オランダのプロサッカーリーグ、今年から天然芝でのみプレー

オランダのプロサッカーリーグの1部リーグであるエールディヴィジのすべてのクラブは、2025-26シーズン以降、天然芝またはハイブリッドピッチでのみプレーする。

エールディヴィジとファーストディビジョン(2部リーグ)のクラブは、プロサッカーの総会でこの決定に投票。人工芝でのプレーは完全に終了したことを意味しているそうだ。

「オランダのプロサッカーでは、クラブが天然芝やハイブリッドピッチに切り替えると報酬が支払われるため、人工芝のフィールドの数はしばらく減少している。この移行は、2018年にエールディヴィジ変更アジェンダから始まった」とのこと。
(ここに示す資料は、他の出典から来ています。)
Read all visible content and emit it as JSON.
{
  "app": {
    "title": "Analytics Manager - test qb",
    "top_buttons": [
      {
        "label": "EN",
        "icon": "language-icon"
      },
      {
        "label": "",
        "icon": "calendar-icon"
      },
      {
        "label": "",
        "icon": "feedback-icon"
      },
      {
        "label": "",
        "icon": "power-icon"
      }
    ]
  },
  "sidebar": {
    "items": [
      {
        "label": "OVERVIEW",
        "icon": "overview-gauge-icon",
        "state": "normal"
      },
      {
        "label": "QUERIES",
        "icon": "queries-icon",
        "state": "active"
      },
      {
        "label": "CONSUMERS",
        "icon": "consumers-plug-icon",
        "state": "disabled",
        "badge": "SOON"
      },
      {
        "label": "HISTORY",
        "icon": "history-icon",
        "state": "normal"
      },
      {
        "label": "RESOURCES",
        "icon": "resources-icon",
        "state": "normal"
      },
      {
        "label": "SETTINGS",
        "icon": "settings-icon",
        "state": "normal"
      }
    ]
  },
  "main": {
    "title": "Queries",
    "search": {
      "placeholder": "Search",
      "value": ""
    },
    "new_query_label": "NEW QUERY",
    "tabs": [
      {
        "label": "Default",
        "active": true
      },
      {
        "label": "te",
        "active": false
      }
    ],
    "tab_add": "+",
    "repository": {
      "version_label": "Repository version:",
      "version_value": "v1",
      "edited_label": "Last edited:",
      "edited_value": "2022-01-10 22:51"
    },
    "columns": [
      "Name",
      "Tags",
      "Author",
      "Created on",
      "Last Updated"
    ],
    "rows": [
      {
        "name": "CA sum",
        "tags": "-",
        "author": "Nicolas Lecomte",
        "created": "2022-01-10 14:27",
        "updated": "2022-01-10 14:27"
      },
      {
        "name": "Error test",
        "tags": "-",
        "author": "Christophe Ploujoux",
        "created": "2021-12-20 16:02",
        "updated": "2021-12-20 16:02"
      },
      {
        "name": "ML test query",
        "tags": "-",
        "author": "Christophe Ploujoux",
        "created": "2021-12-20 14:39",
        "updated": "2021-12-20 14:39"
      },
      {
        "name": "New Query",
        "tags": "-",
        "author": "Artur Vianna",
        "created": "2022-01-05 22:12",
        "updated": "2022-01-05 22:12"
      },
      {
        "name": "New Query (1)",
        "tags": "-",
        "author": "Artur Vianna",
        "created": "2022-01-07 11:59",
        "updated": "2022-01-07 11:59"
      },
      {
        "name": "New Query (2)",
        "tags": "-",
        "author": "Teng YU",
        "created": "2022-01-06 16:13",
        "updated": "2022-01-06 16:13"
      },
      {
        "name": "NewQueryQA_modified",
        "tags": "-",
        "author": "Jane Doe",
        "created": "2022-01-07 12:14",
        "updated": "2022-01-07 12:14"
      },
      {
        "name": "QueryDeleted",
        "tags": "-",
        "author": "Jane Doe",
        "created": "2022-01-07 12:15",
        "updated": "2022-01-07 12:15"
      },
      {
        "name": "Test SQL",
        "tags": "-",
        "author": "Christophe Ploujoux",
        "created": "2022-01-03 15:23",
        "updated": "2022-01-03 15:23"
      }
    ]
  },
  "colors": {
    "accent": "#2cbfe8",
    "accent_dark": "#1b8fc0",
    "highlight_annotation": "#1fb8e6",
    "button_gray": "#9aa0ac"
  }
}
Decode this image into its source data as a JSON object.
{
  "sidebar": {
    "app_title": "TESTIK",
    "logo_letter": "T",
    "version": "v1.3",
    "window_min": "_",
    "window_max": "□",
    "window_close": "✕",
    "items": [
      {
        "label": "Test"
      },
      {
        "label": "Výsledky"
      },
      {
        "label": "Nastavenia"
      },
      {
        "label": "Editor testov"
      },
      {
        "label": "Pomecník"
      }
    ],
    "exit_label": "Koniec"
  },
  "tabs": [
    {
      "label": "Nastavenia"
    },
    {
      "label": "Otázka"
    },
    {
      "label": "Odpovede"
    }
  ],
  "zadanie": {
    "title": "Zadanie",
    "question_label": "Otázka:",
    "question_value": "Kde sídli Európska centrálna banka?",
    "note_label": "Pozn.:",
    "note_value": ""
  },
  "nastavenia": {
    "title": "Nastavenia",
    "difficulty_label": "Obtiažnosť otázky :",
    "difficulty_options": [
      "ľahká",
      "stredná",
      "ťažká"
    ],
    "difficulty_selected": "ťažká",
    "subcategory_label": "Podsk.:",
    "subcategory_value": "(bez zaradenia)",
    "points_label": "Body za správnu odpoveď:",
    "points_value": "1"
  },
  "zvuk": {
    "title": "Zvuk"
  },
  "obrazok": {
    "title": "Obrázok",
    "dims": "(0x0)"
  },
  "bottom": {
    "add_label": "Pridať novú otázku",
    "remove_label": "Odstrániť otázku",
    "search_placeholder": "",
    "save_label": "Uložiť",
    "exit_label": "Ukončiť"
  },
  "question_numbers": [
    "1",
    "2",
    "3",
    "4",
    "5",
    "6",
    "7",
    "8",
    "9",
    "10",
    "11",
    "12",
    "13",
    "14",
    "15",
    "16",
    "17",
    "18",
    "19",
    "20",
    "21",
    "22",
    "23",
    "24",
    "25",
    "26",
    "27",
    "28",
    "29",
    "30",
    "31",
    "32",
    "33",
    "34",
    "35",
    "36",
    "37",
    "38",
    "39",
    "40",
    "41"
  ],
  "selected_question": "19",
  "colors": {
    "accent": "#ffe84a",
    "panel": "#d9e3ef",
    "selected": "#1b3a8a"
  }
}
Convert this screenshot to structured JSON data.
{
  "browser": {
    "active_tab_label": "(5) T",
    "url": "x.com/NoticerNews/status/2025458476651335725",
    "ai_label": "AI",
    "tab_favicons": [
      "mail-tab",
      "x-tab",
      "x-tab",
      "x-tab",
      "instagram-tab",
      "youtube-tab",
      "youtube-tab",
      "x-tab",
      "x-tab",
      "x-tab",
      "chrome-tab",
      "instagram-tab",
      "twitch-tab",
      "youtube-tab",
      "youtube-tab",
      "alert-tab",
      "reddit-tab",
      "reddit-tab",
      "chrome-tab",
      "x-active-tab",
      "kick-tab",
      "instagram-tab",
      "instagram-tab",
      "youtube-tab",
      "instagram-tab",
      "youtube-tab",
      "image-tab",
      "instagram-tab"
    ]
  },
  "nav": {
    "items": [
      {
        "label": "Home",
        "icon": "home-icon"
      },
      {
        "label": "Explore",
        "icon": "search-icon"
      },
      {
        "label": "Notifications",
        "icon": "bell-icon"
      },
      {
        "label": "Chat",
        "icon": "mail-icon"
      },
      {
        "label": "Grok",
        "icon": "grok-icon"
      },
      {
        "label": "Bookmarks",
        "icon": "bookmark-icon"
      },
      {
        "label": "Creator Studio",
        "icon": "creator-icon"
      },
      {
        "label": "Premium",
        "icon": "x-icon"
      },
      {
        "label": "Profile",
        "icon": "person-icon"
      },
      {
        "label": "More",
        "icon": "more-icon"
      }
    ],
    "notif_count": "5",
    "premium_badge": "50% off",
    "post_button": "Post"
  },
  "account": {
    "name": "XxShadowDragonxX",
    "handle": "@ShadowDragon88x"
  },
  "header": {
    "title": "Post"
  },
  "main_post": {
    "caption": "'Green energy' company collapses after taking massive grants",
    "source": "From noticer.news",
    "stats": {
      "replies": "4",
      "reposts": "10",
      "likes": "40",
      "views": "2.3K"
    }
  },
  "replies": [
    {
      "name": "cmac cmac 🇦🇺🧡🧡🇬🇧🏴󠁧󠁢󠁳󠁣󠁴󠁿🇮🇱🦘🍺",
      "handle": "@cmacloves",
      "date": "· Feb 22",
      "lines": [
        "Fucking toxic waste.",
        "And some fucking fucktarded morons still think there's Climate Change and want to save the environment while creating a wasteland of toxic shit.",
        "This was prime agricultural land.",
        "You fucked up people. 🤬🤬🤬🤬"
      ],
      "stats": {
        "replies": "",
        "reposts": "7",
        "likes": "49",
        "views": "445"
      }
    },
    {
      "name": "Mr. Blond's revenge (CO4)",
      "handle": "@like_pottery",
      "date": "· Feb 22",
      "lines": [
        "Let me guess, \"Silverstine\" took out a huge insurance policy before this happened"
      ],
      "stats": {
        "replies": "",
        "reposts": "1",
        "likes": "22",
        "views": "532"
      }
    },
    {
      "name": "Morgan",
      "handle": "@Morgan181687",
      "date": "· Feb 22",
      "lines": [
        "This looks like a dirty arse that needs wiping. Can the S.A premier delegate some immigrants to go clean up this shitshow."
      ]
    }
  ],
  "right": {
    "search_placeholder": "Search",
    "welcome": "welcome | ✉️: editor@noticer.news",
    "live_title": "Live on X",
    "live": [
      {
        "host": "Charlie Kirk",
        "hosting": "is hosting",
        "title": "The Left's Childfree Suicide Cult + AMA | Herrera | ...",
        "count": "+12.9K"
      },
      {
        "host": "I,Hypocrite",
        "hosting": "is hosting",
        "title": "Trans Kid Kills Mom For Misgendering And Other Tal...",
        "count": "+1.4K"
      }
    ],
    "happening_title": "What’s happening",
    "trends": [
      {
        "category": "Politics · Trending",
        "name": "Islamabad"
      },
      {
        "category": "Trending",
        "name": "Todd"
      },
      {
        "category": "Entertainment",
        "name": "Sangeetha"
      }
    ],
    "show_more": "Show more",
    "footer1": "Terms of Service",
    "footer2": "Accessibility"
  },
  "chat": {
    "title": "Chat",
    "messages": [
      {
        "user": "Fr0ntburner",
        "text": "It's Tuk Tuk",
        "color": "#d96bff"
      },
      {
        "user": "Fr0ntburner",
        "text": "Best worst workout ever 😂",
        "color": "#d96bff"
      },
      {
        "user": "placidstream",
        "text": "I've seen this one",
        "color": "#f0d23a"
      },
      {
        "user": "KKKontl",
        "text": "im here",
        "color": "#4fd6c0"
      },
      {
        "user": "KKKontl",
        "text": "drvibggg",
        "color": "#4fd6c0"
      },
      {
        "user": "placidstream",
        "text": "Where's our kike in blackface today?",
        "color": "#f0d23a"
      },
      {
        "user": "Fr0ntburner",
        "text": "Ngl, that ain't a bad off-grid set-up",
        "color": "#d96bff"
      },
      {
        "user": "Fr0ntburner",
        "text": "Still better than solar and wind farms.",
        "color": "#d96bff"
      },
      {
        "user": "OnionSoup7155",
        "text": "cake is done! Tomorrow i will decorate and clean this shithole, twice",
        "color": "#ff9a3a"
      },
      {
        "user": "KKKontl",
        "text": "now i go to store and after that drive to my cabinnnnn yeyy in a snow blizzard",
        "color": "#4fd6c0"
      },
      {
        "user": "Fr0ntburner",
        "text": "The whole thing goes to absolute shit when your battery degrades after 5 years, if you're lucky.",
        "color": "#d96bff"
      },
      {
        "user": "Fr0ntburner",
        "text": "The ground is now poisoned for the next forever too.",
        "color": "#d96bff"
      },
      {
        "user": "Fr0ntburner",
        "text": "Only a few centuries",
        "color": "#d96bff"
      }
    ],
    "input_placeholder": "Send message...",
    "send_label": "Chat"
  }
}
https://eredivisie.eu/news/no-more-artificial-turf-in-the-eredivisie-from-the-2025-26-season/

この報酬については、「2018年には欧州カップ戦のグループステージに進出したチームが受け取れるUEFAの分配金・テレビ放映権料の5%を、天然芝を採用しているチームに補助金として支給するルールができ、天然芝への回帰をオランダリーグ全体で促していった」と、この日本語の記事(2020.5.26)にも記述されている↓

かつての人工芝ブームから一転、天然芝の香りが戻ったオランダ

人工芝が減り、天然芝グラウンドが復活することは、気候変動対策にもなるのでとてもうれしい。

日本では、Jリーグ(日本のプロサッカーリーグ)の公式試合は天然芝グラウンドでのみ行われているが、日本サッカー協会の助成金により、各地のサッカー場は人工芝が多い。日本サッカー協会もそろそろ脱人工芝に舵を切るべきではないだろうか。